The goal of this initiative is to identify and develop a new generation of undergraduate Stanford students from across various educational disciplines – music, computer science, product design, economics and electrical engineering – for leadership roles in the ever-changing music business.
Each year, a select group of students in their junior year of study will participate in the program by taking a course co-developed with Warner Music Group. WMG is committed to an initial program period of five years.
"I am excited that this new collaboration will offer our students hands-on experience working in this fast-changing creative industry," said Matthew Tiews, Stanford's executive director of arts programs. "We hope the program will also bring out the skills, talents and entrepreneurial spirit of Stanford students from all disciplines in order to develop new approaches and leadership in this field."
How it works
Year one of the program begins now with the admission process.

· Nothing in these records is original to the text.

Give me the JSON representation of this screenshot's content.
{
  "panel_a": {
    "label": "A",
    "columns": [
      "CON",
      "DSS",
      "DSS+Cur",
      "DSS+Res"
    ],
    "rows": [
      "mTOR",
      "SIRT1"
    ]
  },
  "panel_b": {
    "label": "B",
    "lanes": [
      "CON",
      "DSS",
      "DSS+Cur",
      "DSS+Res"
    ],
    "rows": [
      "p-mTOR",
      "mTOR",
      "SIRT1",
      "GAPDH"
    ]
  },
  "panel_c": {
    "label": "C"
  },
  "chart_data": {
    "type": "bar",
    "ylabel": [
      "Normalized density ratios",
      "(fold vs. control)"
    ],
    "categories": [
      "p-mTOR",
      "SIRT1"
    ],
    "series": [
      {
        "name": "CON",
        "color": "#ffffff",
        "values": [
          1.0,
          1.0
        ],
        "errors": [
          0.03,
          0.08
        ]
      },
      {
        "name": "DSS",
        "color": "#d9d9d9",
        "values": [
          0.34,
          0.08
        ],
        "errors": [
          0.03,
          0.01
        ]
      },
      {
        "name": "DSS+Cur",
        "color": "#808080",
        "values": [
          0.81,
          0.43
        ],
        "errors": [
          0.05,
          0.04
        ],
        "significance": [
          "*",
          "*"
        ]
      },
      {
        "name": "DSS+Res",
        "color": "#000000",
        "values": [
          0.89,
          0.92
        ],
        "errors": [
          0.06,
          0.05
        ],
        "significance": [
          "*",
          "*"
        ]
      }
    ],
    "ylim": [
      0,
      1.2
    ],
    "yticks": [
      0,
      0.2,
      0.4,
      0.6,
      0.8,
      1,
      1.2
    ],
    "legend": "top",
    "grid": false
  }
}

Juniors are invited to apply before Jan. 30, 2015, for participation in this academic year.
The application consists of a resume, a transcript and a brief written expression of interest in participating, detailing experience and preparation and the type of professional experience the student is most interested in pursuing. A portfolio of relevant work (i.e., musical work, technical inventions, marketing campaigns, etc.) is optional.
The selection committee is chaired by Tiews and includes an interdisciplinary group of Stanford faculty and key staff from across the university. The committee will make preliminary decisions in February 2015, at which point Stanford will work with WMG to finalize the selection. This process will likely include an interview or other interface between students and WMG staff to determine fit, with final selection to be announced by March 2015
The program will have three required components, to take place in the following sequence:
- Students must complete, by the end of their junior year, the new course co-developed with WMG and to be offered starting in spring 2015 called Changing World of Popular Music. The course will feature a rotating group of guest artists and executives.
- Beginning summer 2015, participants will be given a 10-week paid "in-house" assignment with WMG or one of its program partners. By design, these summer assignments will be highly challenging and rewarding opportunities across the music industry, where technology is reshaping the future and innovation provides tremendous opportunities (and for which students will be eligible to receive $8,000).
- Upon returning to campus from summer assignments, students must begin work on intensive capstone projects designed to address opportunities for innovation and to be presented at the end of the senior year ($2,000 per student per project).